NEW YORK (AP) — Jeff Flake and Martin Heinrich were willing to go to great lengths to prove that a Democratic and Republican U.S. senator could work together.
Like halfway around the world. The freshman senators traveled to an uninhabited tropical island north of Australia this summer for a week documented by the Discovery Channel on a special that airs Wednesday at 10 p.m. ET.
The result is a lot like "Survivor," only without Jeff Probst leading them through challenges. Thankfully, they're neither naked nor visibly afraid. Flake, an Arizona Republican, and Heinrich, a Democrat from neighboring New Mexico, try to build a fire, find shelter and hunt for food and water.
They hope their broader point — that two politicians can oppose each other on policy yet work together to accomplish something — isn't lost on viewers or their colleagues.
The idea began as a joke that quickly became real. The men are already fit, outdoors types, and Flake spent a week alone on another Marshall Islands spot five years ago in what his wife called his midlife crisis.
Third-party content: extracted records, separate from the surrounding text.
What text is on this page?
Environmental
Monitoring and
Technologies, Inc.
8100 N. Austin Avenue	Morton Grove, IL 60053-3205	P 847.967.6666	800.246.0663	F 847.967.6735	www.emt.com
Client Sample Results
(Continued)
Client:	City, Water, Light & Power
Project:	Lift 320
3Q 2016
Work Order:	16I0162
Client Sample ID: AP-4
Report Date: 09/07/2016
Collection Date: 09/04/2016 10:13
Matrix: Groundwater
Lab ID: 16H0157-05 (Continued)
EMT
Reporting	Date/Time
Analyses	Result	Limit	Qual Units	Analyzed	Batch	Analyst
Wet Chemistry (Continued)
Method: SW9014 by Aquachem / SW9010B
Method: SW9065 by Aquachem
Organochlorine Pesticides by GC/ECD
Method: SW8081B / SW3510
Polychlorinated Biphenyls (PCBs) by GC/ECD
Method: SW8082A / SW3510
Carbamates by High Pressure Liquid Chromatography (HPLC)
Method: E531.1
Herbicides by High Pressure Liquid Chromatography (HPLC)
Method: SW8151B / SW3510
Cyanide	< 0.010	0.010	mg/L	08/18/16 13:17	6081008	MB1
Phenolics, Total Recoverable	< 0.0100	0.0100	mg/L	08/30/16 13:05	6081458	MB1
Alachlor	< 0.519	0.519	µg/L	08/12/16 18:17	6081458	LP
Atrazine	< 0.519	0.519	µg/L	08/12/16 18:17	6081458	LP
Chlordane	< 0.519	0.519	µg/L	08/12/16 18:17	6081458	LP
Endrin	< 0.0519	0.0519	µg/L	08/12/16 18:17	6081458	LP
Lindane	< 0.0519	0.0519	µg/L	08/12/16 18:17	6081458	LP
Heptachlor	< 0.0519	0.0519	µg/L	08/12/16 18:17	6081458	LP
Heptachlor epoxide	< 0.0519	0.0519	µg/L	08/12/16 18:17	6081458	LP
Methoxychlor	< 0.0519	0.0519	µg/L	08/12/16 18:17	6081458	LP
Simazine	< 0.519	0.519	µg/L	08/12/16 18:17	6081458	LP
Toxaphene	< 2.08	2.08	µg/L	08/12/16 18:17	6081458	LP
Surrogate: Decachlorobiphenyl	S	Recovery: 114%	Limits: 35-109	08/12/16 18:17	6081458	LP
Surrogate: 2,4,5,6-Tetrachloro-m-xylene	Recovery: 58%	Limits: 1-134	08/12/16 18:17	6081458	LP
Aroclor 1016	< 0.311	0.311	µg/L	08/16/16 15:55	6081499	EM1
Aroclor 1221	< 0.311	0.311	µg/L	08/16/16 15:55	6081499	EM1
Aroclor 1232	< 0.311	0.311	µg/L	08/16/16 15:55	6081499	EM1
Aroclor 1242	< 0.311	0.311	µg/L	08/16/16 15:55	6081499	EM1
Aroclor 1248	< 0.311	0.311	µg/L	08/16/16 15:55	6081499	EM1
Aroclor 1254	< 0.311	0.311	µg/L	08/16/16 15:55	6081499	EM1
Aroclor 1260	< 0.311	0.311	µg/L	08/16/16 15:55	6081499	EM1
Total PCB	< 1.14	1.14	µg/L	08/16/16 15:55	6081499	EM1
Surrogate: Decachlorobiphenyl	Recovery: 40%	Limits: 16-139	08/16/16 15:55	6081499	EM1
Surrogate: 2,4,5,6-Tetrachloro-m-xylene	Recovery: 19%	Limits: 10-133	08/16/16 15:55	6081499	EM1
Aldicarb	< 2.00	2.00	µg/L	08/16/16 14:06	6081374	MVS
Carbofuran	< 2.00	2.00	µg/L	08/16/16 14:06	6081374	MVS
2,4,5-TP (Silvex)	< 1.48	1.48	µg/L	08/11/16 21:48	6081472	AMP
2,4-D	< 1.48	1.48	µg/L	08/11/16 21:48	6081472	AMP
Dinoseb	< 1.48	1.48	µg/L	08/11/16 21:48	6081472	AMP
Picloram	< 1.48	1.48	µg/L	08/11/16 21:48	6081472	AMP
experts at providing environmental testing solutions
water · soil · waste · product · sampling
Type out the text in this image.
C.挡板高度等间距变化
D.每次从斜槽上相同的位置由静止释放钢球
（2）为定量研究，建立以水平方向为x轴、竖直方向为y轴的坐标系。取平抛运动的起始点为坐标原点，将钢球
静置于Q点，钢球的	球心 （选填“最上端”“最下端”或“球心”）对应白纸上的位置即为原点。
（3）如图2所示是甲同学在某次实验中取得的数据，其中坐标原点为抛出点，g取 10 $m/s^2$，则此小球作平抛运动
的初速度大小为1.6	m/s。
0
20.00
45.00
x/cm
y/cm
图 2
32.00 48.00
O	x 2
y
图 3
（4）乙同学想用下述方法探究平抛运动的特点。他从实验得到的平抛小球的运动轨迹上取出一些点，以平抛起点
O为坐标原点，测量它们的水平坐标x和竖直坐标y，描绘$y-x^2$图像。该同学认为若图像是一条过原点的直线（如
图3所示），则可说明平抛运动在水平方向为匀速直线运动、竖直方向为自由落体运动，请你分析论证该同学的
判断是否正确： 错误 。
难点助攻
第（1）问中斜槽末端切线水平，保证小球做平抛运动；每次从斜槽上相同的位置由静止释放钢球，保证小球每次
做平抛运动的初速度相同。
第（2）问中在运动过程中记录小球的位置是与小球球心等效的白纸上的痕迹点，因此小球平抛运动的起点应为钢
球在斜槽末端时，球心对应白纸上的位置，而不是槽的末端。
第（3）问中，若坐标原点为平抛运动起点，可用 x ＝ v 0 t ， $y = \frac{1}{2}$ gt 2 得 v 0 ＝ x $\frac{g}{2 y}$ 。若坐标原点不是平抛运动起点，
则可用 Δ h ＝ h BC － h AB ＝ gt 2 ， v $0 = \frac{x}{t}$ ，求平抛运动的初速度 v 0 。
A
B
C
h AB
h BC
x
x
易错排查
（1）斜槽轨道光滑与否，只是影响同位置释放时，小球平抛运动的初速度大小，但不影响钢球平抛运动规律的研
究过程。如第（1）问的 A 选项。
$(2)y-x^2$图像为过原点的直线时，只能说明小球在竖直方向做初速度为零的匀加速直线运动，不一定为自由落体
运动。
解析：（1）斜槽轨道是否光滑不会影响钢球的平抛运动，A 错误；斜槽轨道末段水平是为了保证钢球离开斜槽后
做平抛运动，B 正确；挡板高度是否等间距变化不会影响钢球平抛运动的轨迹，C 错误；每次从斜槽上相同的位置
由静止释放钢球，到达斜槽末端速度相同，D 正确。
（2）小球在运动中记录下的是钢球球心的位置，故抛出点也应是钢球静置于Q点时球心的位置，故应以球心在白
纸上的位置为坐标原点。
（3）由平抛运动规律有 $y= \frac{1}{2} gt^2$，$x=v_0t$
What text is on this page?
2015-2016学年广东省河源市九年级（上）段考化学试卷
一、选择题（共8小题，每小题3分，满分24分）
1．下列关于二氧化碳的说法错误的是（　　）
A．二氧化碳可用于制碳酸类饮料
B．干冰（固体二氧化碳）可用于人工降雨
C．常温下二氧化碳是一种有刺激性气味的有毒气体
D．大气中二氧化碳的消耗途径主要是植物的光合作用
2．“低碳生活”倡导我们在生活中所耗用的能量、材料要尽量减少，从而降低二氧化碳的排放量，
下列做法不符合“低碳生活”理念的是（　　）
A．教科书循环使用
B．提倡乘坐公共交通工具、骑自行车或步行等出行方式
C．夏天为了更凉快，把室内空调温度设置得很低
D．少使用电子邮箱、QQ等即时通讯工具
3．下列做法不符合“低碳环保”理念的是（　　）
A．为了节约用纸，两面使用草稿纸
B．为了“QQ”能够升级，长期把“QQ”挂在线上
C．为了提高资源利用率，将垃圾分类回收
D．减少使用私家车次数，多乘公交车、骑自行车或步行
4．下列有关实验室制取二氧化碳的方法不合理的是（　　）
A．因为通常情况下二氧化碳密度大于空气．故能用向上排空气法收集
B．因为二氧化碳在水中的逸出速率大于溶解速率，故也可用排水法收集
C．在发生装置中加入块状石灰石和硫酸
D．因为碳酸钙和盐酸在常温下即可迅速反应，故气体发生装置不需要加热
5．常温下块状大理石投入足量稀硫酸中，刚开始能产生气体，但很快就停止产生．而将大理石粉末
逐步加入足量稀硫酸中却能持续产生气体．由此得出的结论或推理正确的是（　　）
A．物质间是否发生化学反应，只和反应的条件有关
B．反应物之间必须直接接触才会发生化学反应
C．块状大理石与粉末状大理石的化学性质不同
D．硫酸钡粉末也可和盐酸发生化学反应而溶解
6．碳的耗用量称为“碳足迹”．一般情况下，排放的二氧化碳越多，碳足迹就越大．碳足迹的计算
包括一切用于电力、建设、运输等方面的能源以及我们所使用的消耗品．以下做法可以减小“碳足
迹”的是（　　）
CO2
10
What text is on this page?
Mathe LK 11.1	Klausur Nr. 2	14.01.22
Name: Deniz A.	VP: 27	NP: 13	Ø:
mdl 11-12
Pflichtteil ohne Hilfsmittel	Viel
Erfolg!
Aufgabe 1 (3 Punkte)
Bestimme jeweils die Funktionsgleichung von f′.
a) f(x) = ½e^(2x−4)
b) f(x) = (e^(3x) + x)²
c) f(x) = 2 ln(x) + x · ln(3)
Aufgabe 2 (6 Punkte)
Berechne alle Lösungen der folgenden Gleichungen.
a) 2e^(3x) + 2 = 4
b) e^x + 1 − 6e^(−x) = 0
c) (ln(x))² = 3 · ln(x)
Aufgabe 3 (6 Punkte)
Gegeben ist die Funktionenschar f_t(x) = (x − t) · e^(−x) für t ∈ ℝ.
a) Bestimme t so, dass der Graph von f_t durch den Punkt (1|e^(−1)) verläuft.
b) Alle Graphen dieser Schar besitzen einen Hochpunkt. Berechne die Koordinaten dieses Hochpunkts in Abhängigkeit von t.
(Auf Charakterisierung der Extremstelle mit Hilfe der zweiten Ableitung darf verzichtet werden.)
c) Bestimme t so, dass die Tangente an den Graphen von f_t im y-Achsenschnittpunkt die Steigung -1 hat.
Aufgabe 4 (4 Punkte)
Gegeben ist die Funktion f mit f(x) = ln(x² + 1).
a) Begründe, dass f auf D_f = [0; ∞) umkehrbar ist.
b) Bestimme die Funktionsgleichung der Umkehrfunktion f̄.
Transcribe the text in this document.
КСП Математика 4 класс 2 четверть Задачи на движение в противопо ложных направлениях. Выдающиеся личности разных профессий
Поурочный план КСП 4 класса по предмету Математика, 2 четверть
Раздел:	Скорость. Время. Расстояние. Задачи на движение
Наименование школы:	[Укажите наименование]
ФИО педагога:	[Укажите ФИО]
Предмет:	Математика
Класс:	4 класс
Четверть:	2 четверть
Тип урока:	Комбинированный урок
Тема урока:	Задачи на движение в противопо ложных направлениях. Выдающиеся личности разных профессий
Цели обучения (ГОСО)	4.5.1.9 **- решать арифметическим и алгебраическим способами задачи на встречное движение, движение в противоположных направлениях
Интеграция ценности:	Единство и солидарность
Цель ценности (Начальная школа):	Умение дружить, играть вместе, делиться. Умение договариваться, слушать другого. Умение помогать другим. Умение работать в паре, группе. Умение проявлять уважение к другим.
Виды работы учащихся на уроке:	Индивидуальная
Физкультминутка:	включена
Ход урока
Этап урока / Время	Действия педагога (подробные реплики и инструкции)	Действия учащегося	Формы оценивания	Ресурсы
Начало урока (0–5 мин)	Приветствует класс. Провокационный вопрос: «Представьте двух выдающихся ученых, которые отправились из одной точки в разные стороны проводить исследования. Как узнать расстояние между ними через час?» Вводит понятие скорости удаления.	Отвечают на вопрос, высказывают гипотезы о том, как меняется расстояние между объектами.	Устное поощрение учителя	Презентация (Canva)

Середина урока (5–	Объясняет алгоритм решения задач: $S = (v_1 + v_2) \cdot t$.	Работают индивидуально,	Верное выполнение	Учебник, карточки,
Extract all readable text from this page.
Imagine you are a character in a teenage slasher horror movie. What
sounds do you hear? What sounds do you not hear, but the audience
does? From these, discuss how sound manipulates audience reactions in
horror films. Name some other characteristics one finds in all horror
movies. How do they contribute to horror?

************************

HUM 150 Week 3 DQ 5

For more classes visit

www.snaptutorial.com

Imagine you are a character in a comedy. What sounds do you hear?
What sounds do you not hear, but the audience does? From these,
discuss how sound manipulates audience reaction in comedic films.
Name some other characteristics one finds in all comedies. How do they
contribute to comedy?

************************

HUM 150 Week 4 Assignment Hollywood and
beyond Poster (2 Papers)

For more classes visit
The senators started chatting about hobbies one night on the Senate floor during a long session.
"I showed him pictures of fish that I'd speared," said Flake, 51. "He showed me some that he did and they were much bigger. So I thought, 'This guy could be useful.'"
Once they decided to go, they thought they'd bring some cameras to record the experience and talked to Discovery about whether the network would be interested. Yes, but Discovery wanted to send its own production team.
"That was the point at which we lost control," quipped Heinrich, 43.
There's some truth behind that remark. One thing politicians hate to cede is control. They kept the whole thing secret from all but a few people until after they got back late this summer, and felt the pressure while there.
"Neither one of us wanted to be the guy who taps out on Day 3 or can't hold up his end of the bargain," Heinrich said.
Even without Probst, the two had a number of challenges. Finding food and fresh water was tough. Heinrich was disgusted by the amount of pollution that had washed ashore on their island, but the found objects undeniably helped sustain them.
It was an educational experience for both.
"I learned that Martin's fire-starting skills are a lot better at home than on the island," Flake said.
"I learned that Jeff swims a lot faster when there are sharks behind him," Heinrich said.
Their most important accomplishment was building a sense of trust. The men, both former House members elected to the Senate for the first time in 2012, have heard all the old Washington stories of political foes who fought during the day and socialized at night, but said that's more difficult today.
Republicans and Democrats have fewer opportunities to know each other. Most are commuters, gone when the Senate isn't in session. Evenings are filled with political fundraisers, and Flake said during sessions, GOP senators often have three lunches scheduled each week with each other. Democrats have two ("Quicker studies," Heinrich joked).
Add in a political atmosphere that doesn't reward conciliation and it's a recipe for gridlock.
Following the airing of "Rival Survival," the senators said they would send a letter to colleagues urging that they all get together socially at least once a month, if not once a week, to build relationships and help to work with one another.
They also wouldn't mind seeing some colleagues try what they did.
"We have a list," Heinrich said. "There's a list of people we think will come back working better together, and a list of people we think the Senate would work better without."